Do you need to see a gynecologist?

Read on for great tips on when or why you should to see a gynecologist, how to find one, or if you even need to see one at all.

How your family doctor can help you
From birth control to menopause and beyond, for many of us a trip to the family physician or nurse practitioner is all it takes to maintain our basic reproductive health. However, there can come a time when you might require the specialized skills of a gynecologist, and it's important to know how they differ from your regular doctor and when you might need to see one.

What your family doctor can do for you
For everyday concerns about your sexual, reproductive or post-menopausal health, your primary healthcare provider is well equipped to provide the necessary care, says Toronto-based sexual health educator Lyba Spring.

"A woman does not have to see a gynecologist to have her internal exam," she says. "Any GP or nurse practitioner can do it. In fact, at some Public Health Unit sexual health clinics, nurses are trained to perform what is called an expanded role and are able to do the internal exam."

Your regular family caregiver can also provide birth control counselling, Sexually Transmitted Infection (STI) screening, breast exams, and address any concerns you may have about things like PMS and irregular periods.

To ensure your appointment goes smoothly, arrive prepared with a list of any health questions you may have, any medications you are currently on, write down the first day of your last period and record any unusual symptoms.

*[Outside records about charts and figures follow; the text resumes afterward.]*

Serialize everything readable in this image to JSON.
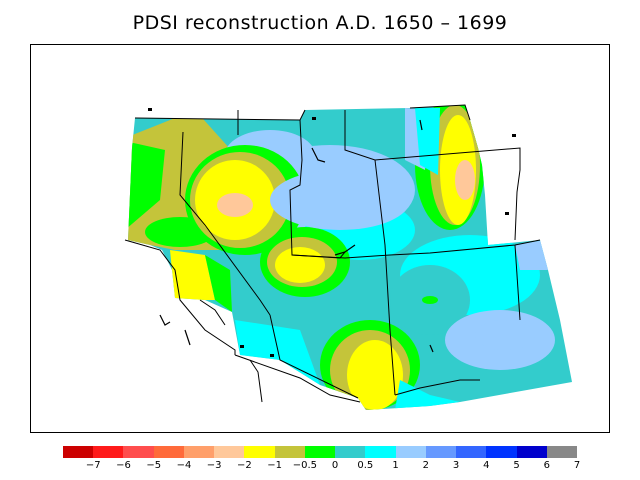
{
  "title": "PDSI reconstruction A.D. 1650 – 1699",
  "legend": {
    "colors": [
      "#cc0000",
      "#ff1a1a",
      "#ff4d4d",
      "#ff6a3a",
      "#ff9f6a",
      "#ffc89a",
      "#ffff00",
      "#c4c43a",
      "#00ff00",
      "#33cccc",
      "#00ffff",
      "#99ccff",
      "#6699ff",
      "#3366ff",
      "#0033ff",
      "#0000cc",
      "#888888"
    ],
    "ticks": [
      "−7",
      "−6",
      "−5",
      "−4",
      "−3",
      "−2",
      "−1",
      "−0.5",
      "0",
      "0.5",
      "1",
      "2",
      "3",
      "4",
      "5",
      "6",
      "7"
    ]
  }
}
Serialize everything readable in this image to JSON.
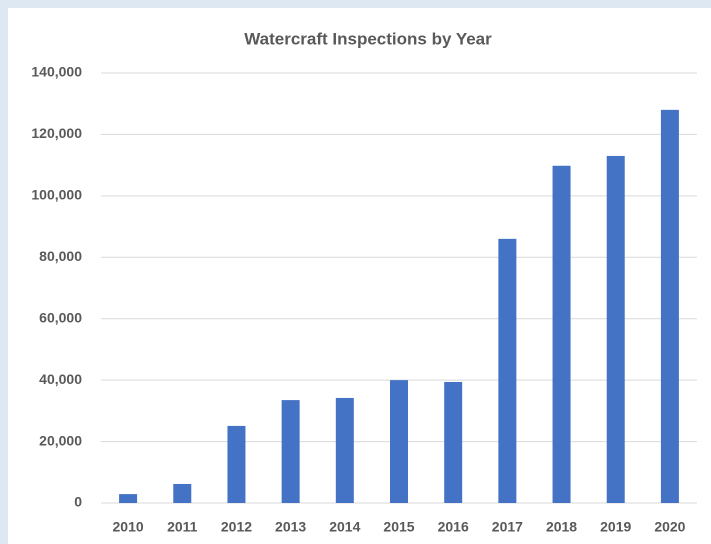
{
  "chart_data": {
    "type": "bar",
    "title": "Watercraft Inspections by Year",
    "categories": [
      "2010",
      "2011",
      "2012",
      "2013",
      "2014",
      "2015",
      "2016",
      "2017",
      "2018",
      "2019",
      "2020"
    ],
    "values": [
      2900,
      6200,
      25100,
      33500,
      34200,
      40000,
      39400,
      86000,
      109800,
      113000,
      128000
    ],
    "color": "#4472c4",
    "ylim": [
      0,
      140000
    ],
    "yticks": [
      0,
      {
        "value": 20000,
        "label": "20,000"
      },
      {
        "value": 40000,
        "label": "40,000"
      },
      {
        "value": 60000,
        "label": "60,000"
      },
      {
        "value": 80000,
        "label": "80,000"
      },
      {
        "value": 100000,
        "label": "100,000"
      },
      {
        "value": 120000,
        "label": "120,000"
      },
      {
        "value": 140000,
        "label": "140,000"
      }
    ],
    "grid": true
  }
}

Also, be sure to bring up any concerns you might have early in the visit so there is enough time for you doctor to address them thoroughly.

How often should I go?
According to the Canadian Women's Health Network it's important to start having regular Pap tests within three years of any sexual activity or by age 18 if you are not sexually active.

The Pap test is usually done as part of a routine pelvic exam and is used to detect any changes in the cells of the cervix, which over time could develop into cancer.

Once a woman has had three yearly negative Pap results, she can start screening every two years, says Spring. However, she recommends that women see their doctor more often if they have had unprotected sexual activity with a new partner so they can be screened for STIs. Women should also schedule an appointment if they are having any unusual symptoms such as bleeding between periods or after sex, or abnormal discharge.